Enhancing long-range order in disordered two-band s-wave superconductors

TL;DR

This paper studies how hybridization in disordered two-band s-wave superconductors can sustain long-range order despite disorder, revealing the formation of superconducting islands with correlated local order.

Contribution

It demonstrates that hybridization can counteract disorder effects, maintaining long-range superconducting order in a two-band model, relevant for real materials under pressure or doping.

Findings

Disorder weakens superconductivity, but hybridization promotes it.

Hybridization helps preserve long-range order against disorder.
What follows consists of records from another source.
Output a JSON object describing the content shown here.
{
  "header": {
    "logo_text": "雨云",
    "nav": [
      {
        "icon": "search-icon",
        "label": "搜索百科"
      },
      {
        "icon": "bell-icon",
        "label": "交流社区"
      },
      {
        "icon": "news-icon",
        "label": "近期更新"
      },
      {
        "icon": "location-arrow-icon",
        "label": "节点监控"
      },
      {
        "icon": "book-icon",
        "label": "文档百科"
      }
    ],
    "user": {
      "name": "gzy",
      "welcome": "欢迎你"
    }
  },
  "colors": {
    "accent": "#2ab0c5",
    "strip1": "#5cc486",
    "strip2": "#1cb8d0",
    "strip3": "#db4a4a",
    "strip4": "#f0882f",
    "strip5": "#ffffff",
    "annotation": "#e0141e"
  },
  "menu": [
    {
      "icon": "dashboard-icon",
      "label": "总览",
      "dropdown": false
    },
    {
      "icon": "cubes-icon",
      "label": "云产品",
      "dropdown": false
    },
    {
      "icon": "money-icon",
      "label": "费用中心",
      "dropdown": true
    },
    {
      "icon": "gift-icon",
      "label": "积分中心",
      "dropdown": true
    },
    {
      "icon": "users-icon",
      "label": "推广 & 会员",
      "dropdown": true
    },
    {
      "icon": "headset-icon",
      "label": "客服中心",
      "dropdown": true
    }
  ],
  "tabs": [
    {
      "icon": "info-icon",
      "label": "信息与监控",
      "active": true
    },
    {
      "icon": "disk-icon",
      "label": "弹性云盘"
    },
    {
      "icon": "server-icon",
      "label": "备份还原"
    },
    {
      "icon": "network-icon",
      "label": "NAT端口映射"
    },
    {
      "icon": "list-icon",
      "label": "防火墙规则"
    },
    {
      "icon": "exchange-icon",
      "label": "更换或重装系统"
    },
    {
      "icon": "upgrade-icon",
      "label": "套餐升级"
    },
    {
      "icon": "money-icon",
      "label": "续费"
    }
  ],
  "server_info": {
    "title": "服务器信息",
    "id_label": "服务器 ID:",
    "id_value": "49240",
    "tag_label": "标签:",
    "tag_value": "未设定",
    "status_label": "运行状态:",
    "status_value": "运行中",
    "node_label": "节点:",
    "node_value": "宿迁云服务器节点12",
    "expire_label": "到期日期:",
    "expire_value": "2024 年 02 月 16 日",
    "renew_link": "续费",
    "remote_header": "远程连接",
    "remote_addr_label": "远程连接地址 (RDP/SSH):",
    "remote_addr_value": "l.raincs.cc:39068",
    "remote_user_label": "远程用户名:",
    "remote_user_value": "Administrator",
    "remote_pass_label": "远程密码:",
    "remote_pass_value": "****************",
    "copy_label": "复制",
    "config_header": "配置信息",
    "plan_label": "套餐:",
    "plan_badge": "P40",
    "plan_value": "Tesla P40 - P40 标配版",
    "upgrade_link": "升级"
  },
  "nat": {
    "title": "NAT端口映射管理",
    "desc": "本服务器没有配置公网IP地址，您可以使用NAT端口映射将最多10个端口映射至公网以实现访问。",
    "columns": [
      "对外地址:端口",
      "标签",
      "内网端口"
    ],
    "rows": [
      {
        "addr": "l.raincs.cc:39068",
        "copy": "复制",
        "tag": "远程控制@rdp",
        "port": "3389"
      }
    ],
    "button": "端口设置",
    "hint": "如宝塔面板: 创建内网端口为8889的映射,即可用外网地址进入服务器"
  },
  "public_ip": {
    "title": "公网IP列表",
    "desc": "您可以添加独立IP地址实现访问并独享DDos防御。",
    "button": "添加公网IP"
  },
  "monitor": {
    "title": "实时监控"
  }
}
Superconducting islands with correlated local order parameters form at high disorder.

Abstract

We investigate the effects of disorder in a hybridized two-dimensional two-band s-wave superconductor model. The situation in which electronic orbitals form these bands with angular momentum such that the hybridization $V_{i,j}$ among them is antisymmetric, under inversion symmetry, was taken into account. The on-site disorder is given by a random impurity potential $W$. We find that while the random disorder acts to the detriment of superconductivity, hybridization proceeds favoring it. Accordingly, hybridization plays an important role in two-band models of superconductivity, in order to hold the long-range order against the increase of disorder. This makes the present model eligible to describe real materials, since the hybridization may be induced by pressure or doping. In addition, the regime from moderate to strong disorder, reveals that the system is broken into superconductor islands with correlated local order parameters. These correlations persist to distances of several order lattice spacing which corresponds to the size of the SC-Islands.